The evening dipped into silence. Even wind left no wake of sound. So, when it came, I came. Like wet on water, the quiet produced a louder hush and deadly Thoughts hid among the mostly bleak. Like blood on the Beet.
Airplanes. Airplanes far, far away. Away, out of hearing, out of hearding. A large window set before me like ::: a framed picture, a television set, a movie screen, a photograph, a painting—a setting for Drone. I watched Drone grow, fascinated by its glow, powered in my ears by polluted Pole-bean pollen, smelling the ripples of miserable nipples squirt bitter past my tartared Teeth, tethering Tongue. My devastated nipples deserted my flat, fraudulent breast. Through turbulent tears, I could see the other side of Mall as from a Cereal Box. Silence, which had subsided, was now thankfully subdued. Below us came formations of fighter planes flying low patterns, banking only Right because a wrong move would end in the beginning of Disaster. They approaching out of the beautiful be-nippled night. In spite of what I thought to be better judgment, I dispatched my nipples to intercept them, knowing all was not right. The noise was caught during each frightening, gloomy, hurtful Interdiction of apish nipple. It hammered without let up from all sides including insides. We—my despicable Companion and I—cowered beneath stacks of potato ricers and nipple trimmers. Incessant screaming brought me to the brink of evaporation. I shit my shoes—Swallowed my snuggy-buggy snot–Saw my soul on sale. Thank God for my despicable Companion. Thank God daily by suffering sufficiently, I grow strong. With both Hands, we scratched at each other’s gritty nipples and could not, would not—dared not…Stop. Until….Ohhhh!
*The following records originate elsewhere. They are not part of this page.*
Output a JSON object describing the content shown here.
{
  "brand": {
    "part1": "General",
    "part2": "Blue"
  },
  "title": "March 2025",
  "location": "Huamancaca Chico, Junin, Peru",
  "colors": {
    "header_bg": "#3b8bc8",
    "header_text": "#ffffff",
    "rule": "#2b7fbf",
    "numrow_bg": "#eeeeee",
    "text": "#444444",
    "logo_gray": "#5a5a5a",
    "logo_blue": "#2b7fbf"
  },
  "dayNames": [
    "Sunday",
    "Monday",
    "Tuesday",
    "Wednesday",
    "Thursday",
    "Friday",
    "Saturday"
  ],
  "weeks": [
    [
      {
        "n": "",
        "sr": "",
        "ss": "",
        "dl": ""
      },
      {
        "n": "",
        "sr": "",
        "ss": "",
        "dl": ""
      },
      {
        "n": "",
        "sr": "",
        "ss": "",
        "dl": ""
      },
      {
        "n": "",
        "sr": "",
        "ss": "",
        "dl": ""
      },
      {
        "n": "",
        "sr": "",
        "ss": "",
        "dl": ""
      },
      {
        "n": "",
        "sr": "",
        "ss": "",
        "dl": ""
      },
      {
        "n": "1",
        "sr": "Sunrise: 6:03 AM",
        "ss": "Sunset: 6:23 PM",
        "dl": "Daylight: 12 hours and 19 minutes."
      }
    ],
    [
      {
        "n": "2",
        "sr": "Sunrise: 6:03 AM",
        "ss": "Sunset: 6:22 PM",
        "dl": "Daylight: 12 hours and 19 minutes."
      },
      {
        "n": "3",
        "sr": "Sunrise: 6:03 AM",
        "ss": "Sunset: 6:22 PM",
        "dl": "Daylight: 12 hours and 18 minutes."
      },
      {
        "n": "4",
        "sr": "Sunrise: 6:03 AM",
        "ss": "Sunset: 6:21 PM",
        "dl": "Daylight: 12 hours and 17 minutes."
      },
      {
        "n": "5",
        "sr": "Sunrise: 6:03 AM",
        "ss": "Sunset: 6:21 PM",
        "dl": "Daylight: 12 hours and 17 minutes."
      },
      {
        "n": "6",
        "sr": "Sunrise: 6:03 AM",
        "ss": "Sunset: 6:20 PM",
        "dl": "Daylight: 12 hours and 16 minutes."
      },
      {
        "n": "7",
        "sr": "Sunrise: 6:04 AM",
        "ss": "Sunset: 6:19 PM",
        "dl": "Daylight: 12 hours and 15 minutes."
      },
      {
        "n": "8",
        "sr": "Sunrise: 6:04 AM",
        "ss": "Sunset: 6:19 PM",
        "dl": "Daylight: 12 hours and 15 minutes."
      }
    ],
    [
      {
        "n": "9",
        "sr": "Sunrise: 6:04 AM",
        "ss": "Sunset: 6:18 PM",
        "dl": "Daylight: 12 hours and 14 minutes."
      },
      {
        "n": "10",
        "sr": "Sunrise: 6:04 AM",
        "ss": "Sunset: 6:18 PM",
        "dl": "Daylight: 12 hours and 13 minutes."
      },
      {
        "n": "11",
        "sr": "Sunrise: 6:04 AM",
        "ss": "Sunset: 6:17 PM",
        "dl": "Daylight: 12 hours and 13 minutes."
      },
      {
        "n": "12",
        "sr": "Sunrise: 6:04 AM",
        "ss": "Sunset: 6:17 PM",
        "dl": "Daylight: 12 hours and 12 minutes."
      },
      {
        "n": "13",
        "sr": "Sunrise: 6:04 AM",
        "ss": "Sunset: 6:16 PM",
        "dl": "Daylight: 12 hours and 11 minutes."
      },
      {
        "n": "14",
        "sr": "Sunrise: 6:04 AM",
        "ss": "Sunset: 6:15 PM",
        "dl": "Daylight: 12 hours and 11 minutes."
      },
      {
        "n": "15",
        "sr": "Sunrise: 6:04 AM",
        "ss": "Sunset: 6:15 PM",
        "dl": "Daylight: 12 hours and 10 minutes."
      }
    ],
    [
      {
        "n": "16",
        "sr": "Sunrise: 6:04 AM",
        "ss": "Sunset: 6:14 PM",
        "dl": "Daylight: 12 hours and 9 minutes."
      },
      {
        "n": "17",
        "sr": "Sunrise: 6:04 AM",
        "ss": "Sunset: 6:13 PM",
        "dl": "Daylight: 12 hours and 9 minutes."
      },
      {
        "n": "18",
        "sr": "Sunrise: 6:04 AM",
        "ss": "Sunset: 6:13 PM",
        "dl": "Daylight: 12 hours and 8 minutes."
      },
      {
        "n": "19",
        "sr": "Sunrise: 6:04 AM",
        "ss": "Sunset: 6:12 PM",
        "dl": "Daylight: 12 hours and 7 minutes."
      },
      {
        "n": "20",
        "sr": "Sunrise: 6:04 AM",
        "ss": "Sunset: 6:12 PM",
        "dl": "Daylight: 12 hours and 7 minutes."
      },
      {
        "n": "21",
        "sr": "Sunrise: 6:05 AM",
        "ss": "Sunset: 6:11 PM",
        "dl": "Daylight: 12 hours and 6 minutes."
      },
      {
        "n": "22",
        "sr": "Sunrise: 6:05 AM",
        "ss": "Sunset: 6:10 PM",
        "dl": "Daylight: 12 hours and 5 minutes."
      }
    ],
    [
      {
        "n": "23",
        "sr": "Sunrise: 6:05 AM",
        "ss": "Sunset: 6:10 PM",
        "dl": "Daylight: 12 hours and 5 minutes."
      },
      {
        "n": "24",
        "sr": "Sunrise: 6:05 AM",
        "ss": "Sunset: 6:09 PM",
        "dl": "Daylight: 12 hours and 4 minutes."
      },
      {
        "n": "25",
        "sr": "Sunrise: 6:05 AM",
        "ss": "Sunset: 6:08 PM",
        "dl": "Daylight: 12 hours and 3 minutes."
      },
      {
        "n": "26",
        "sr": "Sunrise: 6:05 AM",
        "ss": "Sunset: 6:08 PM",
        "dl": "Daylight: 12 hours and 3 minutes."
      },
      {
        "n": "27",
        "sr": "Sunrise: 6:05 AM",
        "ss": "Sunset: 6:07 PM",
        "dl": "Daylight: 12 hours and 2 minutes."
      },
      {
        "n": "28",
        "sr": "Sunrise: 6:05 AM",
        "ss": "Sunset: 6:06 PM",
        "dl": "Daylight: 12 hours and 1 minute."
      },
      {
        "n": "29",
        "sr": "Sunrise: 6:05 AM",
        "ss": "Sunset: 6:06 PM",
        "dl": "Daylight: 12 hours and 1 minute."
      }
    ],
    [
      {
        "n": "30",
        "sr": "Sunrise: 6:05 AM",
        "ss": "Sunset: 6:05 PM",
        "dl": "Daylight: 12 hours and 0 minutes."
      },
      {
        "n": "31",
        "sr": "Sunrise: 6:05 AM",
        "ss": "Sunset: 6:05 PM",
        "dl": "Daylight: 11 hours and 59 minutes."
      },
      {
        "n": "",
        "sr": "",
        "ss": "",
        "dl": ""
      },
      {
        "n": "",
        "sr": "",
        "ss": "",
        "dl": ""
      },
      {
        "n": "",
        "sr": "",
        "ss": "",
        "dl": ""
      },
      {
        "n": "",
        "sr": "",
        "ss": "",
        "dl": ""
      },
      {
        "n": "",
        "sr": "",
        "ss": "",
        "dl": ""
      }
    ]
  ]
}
Dawn. Looking for a happy ending, we bent to pick Candy off the tarry ground. Suckers. Nauseatingly sweet. The paper stuck. We ate. We sucked. We crunched the hardness of Sucker. We ate one eighth. We swooned as our nipples rotated and smoked. So cool! It was only with the onset of deep Night that I realized Sucker was laced with nipple remover. All clanged Change! Oh, horror! Oh Horrorweenish when, with the tinkling of belly-button Bells, our nipples fell to tarry Ground, squished and squashed. A chorus of nipples slacked like multi-used condoms underfoot just prior to bursting into soupy Song. Please, no more! Go no further! Return to your cars at once! (Shots rang out.)